If we now substitute the above into the last expression for $M_Y$, it is seen that:
$$M_Y=\left(1-\frac{t^2}{d}+\frac{\psi}{d} \right)^{-d/2}$$
where
$$\psi= \frac{\sqrt{2}t^3 e^{\xi}}{3\sqrt{d}}-\frac{\sqrt{2}t^3}{\sqrt{d}}-\frac{2t^{4}e^{\xi}}{3d}$$
Now there is nothing left for us to do but take the limit as $ d \to \infty $. Now, as $d \to \infty$ $\xi \to 0$ which implies that $\psi \to 0$ as well.

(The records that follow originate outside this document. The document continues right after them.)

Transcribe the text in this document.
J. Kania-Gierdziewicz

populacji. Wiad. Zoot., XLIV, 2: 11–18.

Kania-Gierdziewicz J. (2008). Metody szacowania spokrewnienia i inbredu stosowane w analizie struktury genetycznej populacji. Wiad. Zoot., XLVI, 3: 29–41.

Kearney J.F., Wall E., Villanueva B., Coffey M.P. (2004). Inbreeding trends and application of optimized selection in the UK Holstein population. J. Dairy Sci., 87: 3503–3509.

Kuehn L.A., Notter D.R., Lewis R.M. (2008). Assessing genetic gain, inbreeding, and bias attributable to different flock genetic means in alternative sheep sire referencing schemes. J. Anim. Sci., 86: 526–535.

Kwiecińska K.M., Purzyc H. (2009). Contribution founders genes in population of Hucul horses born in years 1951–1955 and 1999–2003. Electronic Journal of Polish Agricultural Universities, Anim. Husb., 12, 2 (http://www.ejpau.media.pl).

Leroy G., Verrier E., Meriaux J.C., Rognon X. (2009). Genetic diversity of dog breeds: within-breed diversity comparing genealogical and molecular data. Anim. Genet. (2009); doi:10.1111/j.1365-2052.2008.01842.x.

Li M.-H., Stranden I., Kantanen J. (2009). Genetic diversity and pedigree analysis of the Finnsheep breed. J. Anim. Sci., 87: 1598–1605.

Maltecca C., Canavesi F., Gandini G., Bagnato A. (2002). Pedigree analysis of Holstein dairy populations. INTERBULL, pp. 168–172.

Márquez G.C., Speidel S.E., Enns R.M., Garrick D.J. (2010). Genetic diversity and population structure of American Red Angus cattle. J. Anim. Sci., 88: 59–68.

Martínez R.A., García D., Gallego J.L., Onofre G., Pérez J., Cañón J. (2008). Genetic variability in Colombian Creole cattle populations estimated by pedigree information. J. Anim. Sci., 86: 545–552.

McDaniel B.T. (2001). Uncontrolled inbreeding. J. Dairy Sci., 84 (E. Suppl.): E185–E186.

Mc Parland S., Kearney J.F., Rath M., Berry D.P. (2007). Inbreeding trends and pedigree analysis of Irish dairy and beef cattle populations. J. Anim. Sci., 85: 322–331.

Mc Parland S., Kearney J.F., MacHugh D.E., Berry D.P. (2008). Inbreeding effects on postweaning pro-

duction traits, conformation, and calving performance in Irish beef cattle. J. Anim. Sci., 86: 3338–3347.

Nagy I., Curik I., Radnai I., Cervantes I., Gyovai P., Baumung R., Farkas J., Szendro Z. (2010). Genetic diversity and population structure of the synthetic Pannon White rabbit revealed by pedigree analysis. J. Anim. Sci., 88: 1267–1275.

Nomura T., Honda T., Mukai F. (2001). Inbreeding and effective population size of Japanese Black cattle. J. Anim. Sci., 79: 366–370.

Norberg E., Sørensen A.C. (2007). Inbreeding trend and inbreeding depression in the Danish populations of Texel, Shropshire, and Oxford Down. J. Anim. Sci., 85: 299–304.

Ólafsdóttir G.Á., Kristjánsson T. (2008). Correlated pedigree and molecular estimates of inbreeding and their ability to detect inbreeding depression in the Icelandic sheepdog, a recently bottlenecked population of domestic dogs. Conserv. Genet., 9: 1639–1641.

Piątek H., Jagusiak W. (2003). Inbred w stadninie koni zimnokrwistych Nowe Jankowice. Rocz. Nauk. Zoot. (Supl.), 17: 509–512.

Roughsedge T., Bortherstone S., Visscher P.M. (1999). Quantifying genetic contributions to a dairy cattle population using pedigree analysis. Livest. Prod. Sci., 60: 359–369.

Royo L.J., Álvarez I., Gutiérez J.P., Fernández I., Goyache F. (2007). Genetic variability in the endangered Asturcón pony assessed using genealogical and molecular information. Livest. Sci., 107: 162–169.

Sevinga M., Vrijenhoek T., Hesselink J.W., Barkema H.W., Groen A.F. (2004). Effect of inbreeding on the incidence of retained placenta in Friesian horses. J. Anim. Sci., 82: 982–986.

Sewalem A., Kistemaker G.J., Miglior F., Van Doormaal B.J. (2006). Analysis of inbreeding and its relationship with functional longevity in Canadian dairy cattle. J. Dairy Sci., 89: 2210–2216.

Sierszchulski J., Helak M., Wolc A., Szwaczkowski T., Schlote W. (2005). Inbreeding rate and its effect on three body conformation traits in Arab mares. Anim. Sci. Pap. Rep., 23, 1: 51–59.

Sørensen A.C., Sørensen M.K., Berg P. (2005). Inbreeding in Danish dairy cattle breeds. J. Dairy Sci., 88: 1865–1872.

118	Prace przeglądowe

Bearing that in mind, let us compute the limit of the mgf:
$$ \lim_{d \to \infty}M_Y= \lim_{d \to \infty} \left(1-\frac{t^2}{d}+\frac{\psi}{d} \right)^{-d/2}=\lim_{d \to \infty} \left(1-\frac{t^2}{d} \right)^{-d/2}=e^{t^2 /2}$$
the mgf of a standard normal distribution as required $\blacksquare$
The proof is long but instructive. You can bypass it by invoking the CLT but in that case you would miss several important results concerning mgf's ; ). In any case, since you put the mgf tag in your question, here you go!